The New Hampshire Legislature adopted a significant bill to protect private property on Thursday, which will reform the practice of civil asset forfeiture in the state.
The sudden move comes after a lengthy debate that nearly saw SB 522 stripped of one of its most important provisions: the elimination of the financial incentive to seize property. But lawmakers reached a deal that preserved that critical measure, and now the bill is on its way to the desk of Gov. Maggie Hassan, a Democrat, who has indicated she is likely to sign it.
Civil asset forfeiture laws allow for the seizure of property and currency suspected of involvement in a criminal act. These laws were initially ramped up in the 1980s for the narrow purpose of targeting the property and ill-gotten gains of drug kingpins and criminal organizations. But in the decades since, the reach and use of forfeiture have exploded, driven in large part by deficient due process protections for property owners and a powerful financial incentive that returns forfeiture proceeds to the original seizing agency. The result: law enforcement authorities can, and do, self-finance through the forcible seizure of property.

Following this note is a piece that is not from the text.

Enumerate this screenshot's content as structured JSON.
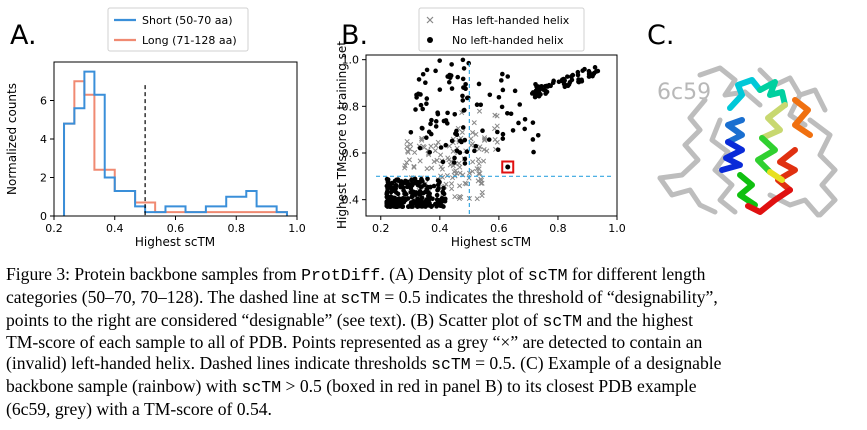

Reforms cannot come soon enough to the Granite State, where prosecutors need only prove by a preponderance of the evidence that property is tied to crime to permanently strip citizens of their cash and property. What’s more, current law requires innocent property owners to prove they did not use their property to commit a crime, or consent to its use. Once property or cash is forfeited, 45 percent of its value is returned to the seizing agency.
SB 522 would make some dramatic changes to forfeiture law in New Hampshire, including:
- Requiring a criminal conviction before property may be forfeited. If Hassan signs the bill into law, New Hampshire would be the 11th state with such a requirement. There are reasonable exceptions, however, for instances when a conviction “is not possible due to the person’s death, incompetence, unavailability” or “cannot be identified.”
- Shifting the burden of proof from innocent owners to the state, which must prove that a property owner “was a consenting party to the crime.”
- Raising the standard of proof to clear and convincing evidence, a much higher standard that represents a middle ground between the existing and too-low “preponderance of the evidence” standard and the “beyond a reasonable doubt” standard required in all criminal cases. Many states have lately chosen to heighten the evidentiary standards in forfeiture proceedings to “clear and convincing,” and a bill recently proposed in the U.S. House of Representatives would do the same for federal forfeiture.
- Returning all forfeiture proceeds to the general fund, eliminating the financial incentive to seize property under state forfeiture law.
Unfortunately, while the state law incentive to seize property has been eliminated, an alternative route to lucrative forfeiture proceeds remains intact.
Thanks to federal “equitable sharing” programs administered by the Justice and Treasury departments, property seized by state and local law enforcement agencies can be transferred to federal officials for forfeiture under federal law. The original seizing agency may then expect to receive up to 80 percent of the proceeds, which must be spent by that agency for “law enforcement purposes.” State and local legislators have no say in how these funds are spent.
By all appearances, New Hampshire law enforcement agencies have taken full advantage of this “loophole,” receiving more than $17 million in equitable sharing revenues since 2000. Since 1999, state agencies have only generated $1.15 million via state law forfeitures. Why the tremendous disparity? The equitable sharing program promises a greater payout than state law—an 80 percent return versus the 45 percent return under current law—and state agencies in New Hampshire are likely simply following the money.
Other states, such as New Mexico, Nebraska, and Maryland, have restricted the ability of their law enforcement agencies to transfer property for federal forfeiture or receive the resulting payments. New Hampshire would be wise to follow that lead; until it does, the impact of SB 522 is likely to be seriously blunted by law enforcement agencies that have every incentive to circumvent the new law, and little compunction about doing so.
Reforms like those in SB 522 will make it far more difficult to seize property from innocent people. New Hampshire has taken a solid first step toward restoring forfeiture to its original and laudable goal: targeting the ill-gotten gains of criminals.